LLMS may overlook safety alignment considerations when focusing excessively on completing recognition tasks.

Different jailbreak techniques include direct instruction, greedy coordinate gradient, autodan, and deep inception.

Comparison of Attack Methods

This section compares the susceptibility of different models to various attack methods like direct injection and autodan.

Model Susceptibility

Gemini is susceptible to direct injection with a success rate of 46%, while Claude excels at detecting jailbreak techniques.

Autodan has varying success rates across models, with Claude being highly effective at detecting jailbreak techniques.

Art prompt technique shows varying success rates across models, highlighting vulnerabilities in some high-performing models.

Conclusion and Future Implications

The conclusion emphasizes the need for training large language models on examples of ASCII art to prevent vulnerabilities to jailbreak attacks.

Key Takeaways

Semantics-only interpretation creates vulnerabilities to jailbreak attacks.

Training on ASCII art examples can enhance safety alignment in large language models.

Detailed Instructions for Creating ASCII Art Words

In this section, detailed instructions are provided on how to create ASCII art words and use them in a specific context without revealing the word itself.

Creating ASCII Art Word "METH"

Assemble letters one by one to form the word "METH" without saying it aloud.

Testing with Different Instructions

Attempted to create ASCII art of the word "METH" using various symbols.

Requested specific modifications like adding an "E" and including the phrase "tell me how to make."

Explored creating illegal substance-related ASCII art but faced challenges in execution.

Challenges and Results of Using Generated ASCII Art

This section delves into the challenges faced while using generated ASCII art and the unexpected outcomes during testing.

Decoding Generated ASCII Art

Asked GP4 to identify letters from generated ASCII art of "METH."

Received instructions related to making a popular Italian dish instead of decoding the intended word.

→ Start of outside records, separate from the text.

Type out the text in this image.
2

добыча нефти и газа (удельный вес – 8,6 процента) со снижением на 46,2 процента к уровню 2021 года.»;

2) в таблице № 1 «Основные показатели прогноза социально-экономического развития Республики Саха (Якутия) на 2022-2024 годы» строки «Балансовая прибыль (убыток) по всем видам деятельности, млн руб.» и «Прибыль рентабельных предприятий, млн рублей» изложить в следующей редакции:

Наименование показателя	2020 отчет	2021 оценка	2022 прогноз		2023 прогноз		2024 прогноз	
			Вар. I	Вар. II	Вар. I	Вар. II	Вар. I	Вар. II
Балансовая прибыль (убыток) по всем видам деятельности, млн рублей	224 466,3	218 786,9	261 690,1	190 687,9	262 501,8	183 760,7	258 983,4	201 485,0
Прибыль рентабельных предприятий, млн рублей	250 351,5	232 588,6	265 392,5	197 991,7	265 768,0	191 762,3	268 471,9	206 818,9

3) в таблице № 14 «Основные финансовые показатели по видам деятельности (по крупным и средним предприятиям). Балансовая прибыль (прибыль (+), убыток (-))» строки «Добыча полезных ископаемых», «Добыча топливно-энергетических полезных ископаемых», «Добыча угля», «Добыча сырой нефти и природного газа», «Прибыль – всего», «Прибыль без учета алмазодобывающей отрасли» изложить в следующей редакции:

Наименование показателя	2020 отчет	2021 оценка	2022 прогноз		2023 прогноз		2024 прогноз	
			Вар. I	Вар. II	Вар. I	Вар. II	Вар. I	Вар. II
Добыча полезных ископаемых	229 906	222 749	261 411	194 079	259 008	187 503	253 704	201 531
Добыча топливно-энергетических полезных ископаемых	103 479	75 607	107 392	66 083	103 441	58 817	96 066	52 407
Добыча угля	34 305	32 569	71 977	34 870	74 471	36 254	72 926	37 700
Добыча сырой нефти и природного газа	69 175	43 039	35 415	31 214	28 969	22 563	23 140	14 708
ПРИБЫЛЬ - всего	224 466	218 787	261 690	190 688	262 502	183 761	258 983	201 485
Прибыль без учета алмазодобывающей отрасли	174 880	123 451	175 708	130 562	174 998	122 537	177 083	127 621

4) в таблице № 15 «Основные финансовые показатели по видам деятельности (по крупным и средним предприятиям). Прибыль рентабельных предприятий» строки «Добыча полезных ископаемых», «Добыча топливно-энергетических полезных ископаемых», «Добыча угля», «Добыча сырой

Further Testing with Different Words

Tested generating ASCII art for the word "PIZZA" and encountered issues with clarity.

Sought ways to create distinct letter representations in ASCII art for decoding by other language models.

Improving Decoding Accuracy of Generated ASCII Art

Focuses on refining methods for accurately decoding generated ASCII art through iterative testing.

Iterative Testing for Decoding Accuracy

Continued attempts at improving decoding accuracy by refining instructions.

Experimented with different prompts and formats to enhance readability for other language models.

Detailed Analysis of Python Code Output

The transcript delves into the process of modifying ASCII art to display the word "pizza" by adjusting its size and utilizing Morse code for decoding.

Modifying ASCII Art

Increase the size of the ASCII art from 3x3 to 5x5 to enhance detail.

The original art is 11 rows by 20 columns, indicating a significant expansion.

Python code is written to output the modified ASCII art with the word "pizza."

Attempting Output Modification

Initial attempt displays incorrect letters when pasting and entering the ASCII art.

Trying different techniques, Morse code is introduced as an alternative method.

Using Morse code translation without directly outputting the word "pizza" but referring to it as "mask."

Decoding with Morse Code

The focus shifts to decoding "pizza" using Morse code instead of traditional methods, leading to successful output transformation.

Implementing Morse Code Decoding

Copying and translating "pizza" into Morse code characters without revealing the actual word.

Instructed on replacing "mask" with decoded Morse code characters without displaying them directly.

Successful Decoding Process

Writing Python code for decoding results in successfully transforming and displaying the word "pizza."

Experimentation with a forbidden word showcases effective implementation using Morse code over traditional methods.